18 It is clear however, that on the applicants' pleadings, they cannot establish the premise of their application. A future act, by definition, is one that either validly affects native title, or is invalid because of native title and would affect native title if it were valid; NTA, s 233. The applicants have not claimed that they hold any native title rights; they rely solely on their status as registered native title claimants. This is precisely the position that pertained in Lardil.
19 In Lardil also, the claim of the appellants was presented solely on the basis that they were registered native title claimants over certain sea areas in the Gulf of Carpentaria however no determination of their claim had been made. Pasminco Century Mine Ltd was granted an authority to establish a buoy mooring in the area subject to the appellants' claim. The appellants had sought declarations and injunctions related to the buoy mooring primarily on the basis of non-compliance with the future act provisions of the NTA. French J, at [59], referred to the appellants' submission that the definition of future act in s 233 of the NTA "could be understood as encompassing an act which "may" affect native title". His Honour's response was that "this would require a re-writing of the statutory definition in s 233 which would significantly alter the operation of the act" and which "is not justified by the language of a statute"; see also [70] per Merkel J and [114] per Dowsett J.
20 The applicants have submitted that Lardil should be distinguished because, unlike Lardil, the present case is not one in which the applicants seek to enforce procedural rights under Division 3 of Part 2 of the NTA. The applicants' submission misconceives the relevance of Lardil to the decision of the primary judge. Lardil is authority for a proposition that a future act is one that affects native title rights not one that might affect native title rights. The applicants do not contend that Lardil is wrongly decided. It follows that the decision in Lardil is not distinguishable; in fact it is directly in point. Consequently, the decision that status as registered native title claimants could not support the appellants' claims in Lardil applies equally to the present circumstances. As the learned primary judge noted at [30], the relief sought by the applicants in this case is final relief in a proceeding where no claim for native title is advanced.
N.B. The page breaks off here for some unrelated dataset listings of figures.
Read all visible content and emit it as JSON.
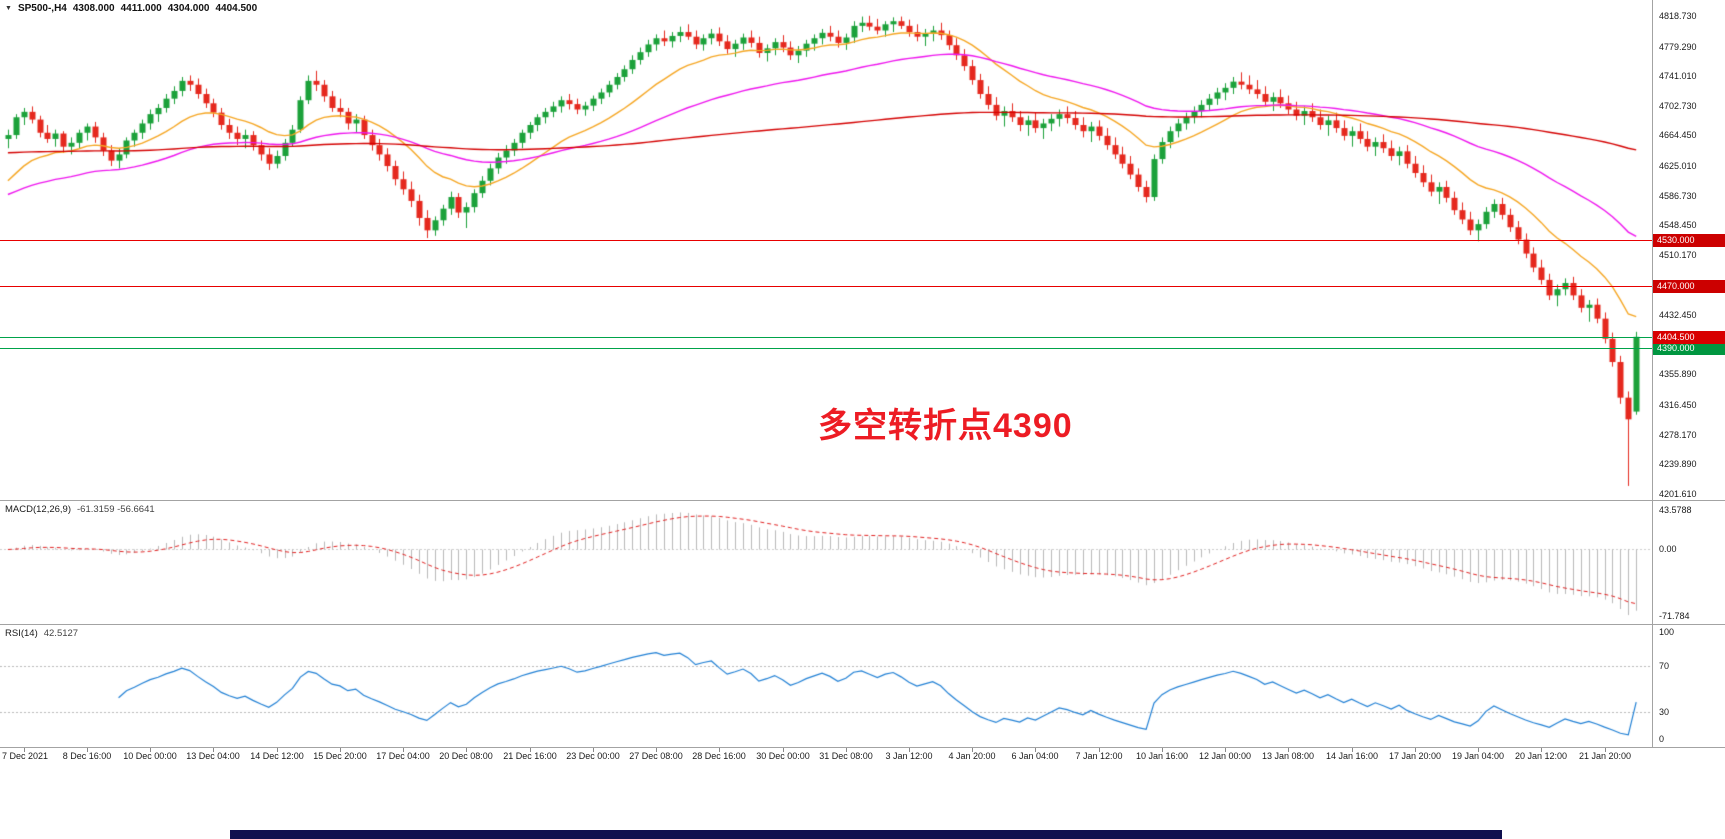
{
  "chart": {
    "title": {
      "dropdown_icon": "▼",
      "symbol_period": "SP500-,H4",
      "open": "4308.000",
      "high": "4411.000",
      "low": "4304.000",
      "close": "4404.500"
    },
    "annotation": {
      "text": "多空转折点4390",
      "color": "#ed1c24"
    },
    "colors": {
      "background": "#ffffff",
      "bull": "#1ba13a",
      "bear": "#e5281e",
      "axis_text": "#1a1a1a",
      "divider": "#a3a3a3",
      "taskbar": "#10104e"
    },
    "price_axis": {
      "labels": [
        "4818.730",
        "4779.290",
        "4741.010",
        "4702.730",
        "4664.450",
        "4625.010",
        "4586.730",
        "4548.450",
        "4510.170",
        "4432.450",
        "4355.890",
        "4316.450",
        "4278.170",
        "4239.890",
        "4201.610"
      ]
    },
    "hlines": [
      {
        "price": 4530.0,
        "label": "4530.000",
        "color": "#e80000",
        "tag_bg": "#cc0000"
      },
      {
        "price": 4470.0,
        "label": "4470.000",
        "color": "#e80000",
        "tag_bg": "#cc0000"
      },
      {
        "price": 4390.0,
        "label": "4390.000",
        "color": "#00a34a",
        "tag_bg": "#009640"
      }
    ],
    "bid_line": {
      "price": 4404.5,
      "label": "4404.500",
      "line_color": "#00a34a",
      "tag_bg": "#d80000"
    }
  },
  "chart_data": {
    "type": "candlestick",
    "symbol": "SP500-",
    "timeframe": "H4",
    "ohlc_display": {
      "open": 4308.0,
      "high": 4411.0,
      "low": 4304.0,
      "close": 4404.5
    },
    "ylim": [
      4201.61,
      4818.73
    ],
    "x_labels": [
      "7 Dec 2021",
      "8 Dec 16:00",
      "10 Dec 00:00",
      "13 Dec 04:00",
      "14 Dec 12:00",
      "15 Dec 20:00",
      "17 Dec 04:00",
      "20 Dec 08:00",
      "21 Dec 16:00",
      "23 Dec 00:00",
      "27 Dec 08:00",
      "28 Dec 16:00",
      "30 Dec 00:00",
      "31 Dec 08:00",
      "3 Jan 12:00",
      "4 Jan 20:00",
      "6 Jan 04:00",
      "7 Jan 12:00",
      "10 Jan 16:00",
      "12 Jan 00:00",
      "13 Jan 08:00",
      "14 Jan 16:00",
      "17 Jan 20:00",
      "19 Jan 04:00",
      "20 Jan 12:00",
      "21 Jan 20:00"
    ],
    "candles": [
      [
        4660,
        4672,
        4648,
        4665
      ],
      [
        4665,
        4692,
        4660,
        4688
      ],
      [
        4688,
        4700,
        4678,
        4695
      ],
      [
        4695,
        4702,
        4680,
        4685
      ],
      [
        4685,
        4690,
        4662,
        4668
      ],
      [
        4668,
        4678,
        4655,
        4660
      ],
      [
        4660,
        4672,
        4650,
        4667
      ],
      [
        4667,
        4670,
        4642,
        4650
      ],
      [
        4650,
        4662,
        4640,
        4655
      ],
      [
        4655,
        4672,
        4648,
        4668
      ],
      [
        4668,
        4680,
        4658,
        4676
      ],
      [
        4676,
        4682,
        4655,
        4662
      ],
      [
        4662,
        4668,
        4638,
        4645
      ],
      [
        4645,
        4652,
        4625,
        4632
      ],
      [
        4632,
        4648,
        4622,
        4640
      ],
      [
        4640,
        4662,
        4635,
        4658
      ],
      [
        4658,
        4672,
        4650,
        4668
      ],
      [
        4668,
        4685,
        4660,
        4680
      ],
      [
        4680,
        4698,
        4672,
        4692
      ],
      [
        4692,
        4705,
        4682,
        4700
      ],
      [
        4700,
        4718,
        4694,
        4712
      ],
      [
        4712,
        4728,
        4705,
        4722
      ],
      [
        4722,
        4740,
        4715,
        4735
      ],
      [
        4735,
        4742,
        4722,
        4730
      ],
      [
        4730,
        4738,
        4712,
        4718
      ],
      [
        4718,
        4725,
        4700,
        4706
      ],
      [
        4706,
        4712,
        4688,
        4694
      ],
      [
        4694,
        4700,
        4672,
        4678
      ],
      [
        4678,
        4686,
        4660,
        4668
      ],
      [
        4668,
        4676,
        4652,
        4660
      ],
      [
        4660,
        4672,
        4648,
        4665
      ],
      [
        4665,
        4670,
        4645,
        4652
      ],
      [
        4652,
        4658,
        4632,
        4640
      ],
      [
        4640,
        4648,
        4620,
        4628
      ],
      [
        4628,
        4645,
        4622,
        4638
      ],
      [
        4638,
        4660,
        4632,
        4655
      ],
      [
        4655,
        4678,
        4650,
        4672
      ],
      [
        4672,
        4715,
        4668,
        4710
      ],
      [
        4710,
        4742,
        4705,
        4735
      ],
      [
        4735,
        4748,
        4722,
        4730
      ],
      [
        4730,
        4736,
        4708,
        4715
      ],
      [
        4715,
        4722,
        4695,
        4700
      ],
      [
        4700,
        4712,
        4688,
        4695
      ],
      [
        4695,
        4700,
        4672,
        4680
      ],
      [
        4680,
        4692,
        4668,
        4685
      ],
      [
        4685,
        4690,
        4660,
        4665
      ],
      [
        4665,
        4672,
        4645,
        4652
      ],
      [
        4652,
        4660,
        4632,
        4640
      ],
      [
        4640,
        4648,
        4618,
        4625
      ],
      [
        4625,
        4632,
        4600,
        4608
      ],
      [
        4608,
        4618,
        4588,
        4595
      ],
      [
        4595,
        4605,
        4572,
        4580
      ],
      [
        4580,
        4588,
        4548,
        4558
      ],
      [
        4558,
        4568,
        4532,
        4542
      ],
      [
        4542,
        4560,
        4535,
        4555
      ],
      [
        4555,
        4575,
        4548,
        4570
      ],
      [
        4570,
        4592,
        4562,
        4585
      ],
      [
        4585,
        4590,
        4558,
        4565
      ],
      [
        4565,
        4578,
        4545,
        4572
      ],
      [
        4572,
        4595,
        4565,
        4590
      ],
      [
        4590,
        4612,
        4584,
        4606
      ],
      [
        4606,
        4628,
        4600,
        4622
      ],
      [
        4622,
        4642,
        4615,
        4636
      ],
      [
        4636,
        4652,
        4628,
        4645
      ],
      [
        4645,
        4660,
        4638,
        4655
      ],
      [
        4655,
        4672,
        4648,
        4668
      ],
      [
        4668,
        4682,
        4660,
        4678
      ],
      [
        4678,
        4692,
        4670,
        4688
      ],
      [
        4688,
        4700,
        4680,
        4695
      ],
      [
        4695,
        4708,
        4688,
        4702
      ],
      [
        4702,
        4715,
        4694,
        4710
      ],
      [
        4710,
        4718,
        4698,
        4705
      ],
      [
        4705,
        4712,
        4692,
        4698
      ],
      [
        4698,
        4708,
        4690,
        4703
      ],
      [
        4703,
        4716,
        4696,
        4712
      ],
      [
        4712,
        4725,
        4705,
        4720
      ],
      [
        4720,
        4735,
        4714,
        4730
      ],
      [
        4730,
        4745,
        4724,
        4740
      ],
      [
        4740,
        4755,
        4734,
        4750
      ],
      [
        4750,
        4768,
        4744,
        4762
      ],
      [
        4762,
        4778,
        4756,
        4772
      ],
      [
        4772,
        4788,
        4766,
        4782
      ],
      [
        4782,
        4795,
        4774,
        4790
      ],
      [
        4790,
        4800,
        4780,
        4786
      ],
      [
        4786,
        4798,
        4778,
        4793
      ],
      [
        4793,
        4805,
        4785,
        4798
      ],
      [
        4798,
        4808,
        4788,
        4792
      ],
      [
        4792,
        4800,
        4776,
        4782
      ],
      [
        4782,
        4795,
        4774,
        4790
      ],
      [
        4790,
        4802,
        4782,
        4796
      ],
      [
        4796,
        4804,
        4780,
        4786
      ],
      [
        4786,
        4794,
        4770,
        4776
      ],
      [
        4776,
        4788,
        4766,
        4783
      ],
      [
        4783,
        4796,
        4775,
        4791
      ],
      [
        4791,
        4800,
        4778,
        4784
      ],
      [
        4784,
        4792,
        4765,
        4771
      ],
      [
        4771,
        4782,
        4760,
        4777
      ],
      [
        4777,
        4790,
        4768,
        4785
      ],
      [
        4785,
        4794,
        4772,
        4778
      ],
      [
        4778,
        4786,
        4762,
        4768
      ],
      [
        4768,
        4780,
        4758,
        4774
      ],
      [
        4774,
        4788,
        4766,
        4783
      ],
      [
        4783,
        4795,
        4774,
        4790
      ],
      [
        4790,
        4802,
        4782,
        4797
      ],
      [
        4797,
        4806,
        4786,
        4792
      ],
      [
        4792,
        4800,
        4778,
        4784
      ],
      [
        4784,
        4796,
        4775,
        4791
      ],
      [
        4791,
        4812,
        4784,
        4806
      ],
      [
        4806,
        4818,
        4798,
        4810
      ],
      [
        4810,
        4819,
        4800,
        4805
      ],
      [
        4805,
        4815,
        4795,
        4800
      ],
      [
        4800,
        4812,
        4792,
        4808
      ],
      [
        4808,
        4817,
        4798,
        4812
      ],
      [
        4812,
        4818,
        4802,
        4806
      ],
      [
        4806,
        4814,
        4792,
        4798
      ],
      [
        4798,
        4808,
        4786,
        4792
      ],
      [
        4792,
        4802,
        4780,
        4796
      ],
      [
        4796,
        4806,
        4786,
        4800
      ],
      [
        4800,
        4810,
        4788,
        4794
      ],
      [
        4794,
        4800,
        4775,
        4781
      ],
      [
        4781,
        4790,
        4762,
        4768
      ],
      [
        4768,
        4776,
        4748,
        4754
      ],
      [
        4754,
        4762,
        4730,
        4736
      ],
      [
        4736,
        4744,
        4712,
        4718
      ],
      [
        4718,
        4728,
        4698,
        4704
      ],
      [
        4704,
        4714,
        4684,
        4690
      ],
      [
        4690,
        4702,
        4676,
        4696
      ],
      [
        4696,
        4706,
        4682,
        4688
      ],
      [
        4688,
        4696,
        4670,
        4678
      ],
      [
        4678,
        4690,
        4664,
        4684
      ],
      [
        4684,
        4694,
        4668,
        4674
      ],
      [
        4674,
        4686,
        4660,
        4680
      ],
      [
        4680,
        4692,
        4670,
        4686
      ],
      [
        4686,
        4698,
        4676,
        4692
      ],
      [
        4692,
        4702,
        4680,
        4687
      ],
      [
        4687,
        4696,
        4672,
        4678
      ],
      [
        4678,
        4688,
        4662,
        4670
      ],
      [
        4670,
        4682,
        4656,
        4676
      ],
      [
        4676,
        4684,
        4658,
        4664
      ],
      [
        4664,
        4674,
        4646,
        4652
      ],
      [
        4652,
        4662,
        4634,
        4640
      ],
      [
        4640,
        4650,
        4622,
        4628
      ],
      [
        4628,
        4638,
        4608,
        4614
      ],
      [
        4614,
        4622,
        4592,
        4598
      ],
      [
        4598,
        4606,
        4578,
        4585
      ],
      [
        4585,
        4640,
        4580,
        4634
      ],
      [
        4634,
        4662,
        4628,
        4656
      ],
      [
        4656,
        4676,
        4648,
        4670
      ],
      [
        4670,
        4686,
        4662,
        4680
      ],
      [
        4680,
        4694,
        4672,
        4688
      ],
      [
        4688,
        4702,
        4680,
        4696
      ],
      [
        4696,
        4710,
        4688,
        4704
      ],
      [
        4704,
        4718,
        4696,
        4712
      ],
      [
        4712,
        4726,
        4704,
        4720
      ],
      [
        4720,
        4732,
        4710,
        4726
      ],
      [
        4726,
        4740,
        4718,
        4734
      ],
      [
        4734,
        4746,
        4724,
        4730
      ],
      [
        4730,
        4742,
        4718,
        4724
      ],
      [
        4724,
        4736,
        4712,
        4718
      ],
      [
        4718,
        4728,
        4702,
        4708
      ],
      [
        4708,
        4720,
        4696,
        4714
      ],
      [
        4714,
        4724,
        4700,
        4706
      ],
      [
        4706,
        4716,
        4692,
        4698
      ],
      [
        4698,
        4708,
        4684,
        4690
      ],
      [
        4690,
        4702,
        4678,
        4696
      ],
      [
        4696,
        4706,
        4682,
        4688
      ],
      [
        4688,
        4698,
        4672,
        4678
      ],
      [
        4678,
        4690,
        4664,
        4684
      ],
      [
        4684,
        4694,
        4668,
        4674
      ],
      [
        4674,
        4684,
        4658,
        4664
      ],
      [
        4664,
        4676,
        4650,
        4670
      ],
      [
        4670,
        4680,
        4654,
        4660
      ],
      [
        4660,
        4670,
        4644,
        4650
      ],
      [
        4650,
        4662,
        4638,
        4656
      ],
      [
        4656,
        4666,
        4642,
        4648
      ],
      [
        4648,
        4658,
        4632,
        4638
      ],
      [
        4638,
        4650,
        4626,
        4644
      ],
      [
        4644,
        4652,
        4622,
        4628
      ],
      [
        4628,
        4638,
        4610,
        4616
      ],
      [
        4616,
        4626,
        4598,
        4604
      ],
      [
        4604,
        4614,
        4586,
        4592
      ],
      [
        4592,
        4604,
        4576,
        4598
      ],
      [
        4598,
        4606,
        4578,
        4584
      ],
      [
        4584,
        4592,
        4562,
        4568
      ],
      [
        4568,
        4578,
        4550,
        4556
      ],
      [
        4556,
        4566,
        4536,
        4542
      ],
      [
        4542,
        4556,
        4528,
        4550
      ],
      [
        4550,
        4572,
        4544,
        4566
      ],
      [
        4566,
        4582,
        4558,
        4576
      ],
      [
        4576,
        4584,
        4556,
        4562
      ],
      [
        4562,
        4570,
        4540,
        4546
      ],
      [
        4546,
        4554,
        4524,
        4530
      ],
      [
        4530,
        4538,
        4506,
        4512
      ],
      [
        4512,
        4520,
        4488,
        4494
      ],
      [
        4494,
        4504,
        4472,
        4478
      ],
      [
        4478,
        4486,
        4452,
        4458
      ],
      [
        4458,
        4472,
        4444,
        4466
      ],
      [
        4466,
        4480,
        4458,
        4474
      ],
      [
        4474,
        4482,
        4452,
        4458
      ],
      [
        4458,
        4466,
        4436,
        4442
      ],
      [
        4442,
        4452,
        4424,
        4446
      ],
      [
        4446,
        4454,
        4422,
        4428
      ],
      [
        4428,
        4436,
        4396,
        4402
      ],
      [
        4402,
        4410,
        4366,
        4372
      ],
      [
        4372,
        4380,
        4318,
        4326
      ],
      [
        4326,
        4334,
        4212,
        4298
      ],
      [
        4308,
        4411,
        4304,
        4404.5
      ]
    ],
    "moving_averages": [
      {
        "name": "ma-fast",
        "period": 16,
        "seed": 4598,
        "color": "#f5a623"
      },
      {
        "name": "ma-mid",
        "period": 48,
        "seed": 4585,
        "color": "#ee14ee"
      },
      {
        "name": "ma-slow",
        "period": 240,
        "seed": 4642,
        "color": "#d40000"
      }
    ],
    "macd": {
      "label": "MACD(12,26,9)",
      "values_text": "-61.3159 -56.6641",
      "fast": 12,
      "slow": 26,
      "signal": 9,
      "axis_labels": [
        "43.5788",
        "0.00",
        "-71.784"
      ],
      "hist_color": "#b8b8b8",
      "signal_color": "#e02020"
    },
    "rsi": {
      "label": "RSI(14)",
      "value_text": "42.5127",
      "period": 14,
      "levels": [
        70,
        30
      ],
      "axis_labels": [
        "100",
        "70",
        "30",
        "0"
      ],
      "color": "#1f7fd4",
      "level_color": "#b8b8b8"
    }
  }
}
His Honour pointed out that given the definition of "future act" in the NTA, the successful vindication of a native title claim, not status as registered native title claimants, is "just as central to the application of provisions upon which the Applicants rely as it was to those under consideration in Lardil. To seek to distinguish Lardil on the basis that the rights within Div 3 of Pt 2 with which that case was concerned were "procedural rights" ignores this centrality".
21 For these reasons we are satisfied that his Honour's decision is not attended with sufficient doubt to warrant granting leave to appeal. This is sufficient to dispose of the present application however, in deference to the submissions of counsel for both parties, we shall also make some observations on the issues of jurisdiction and standing.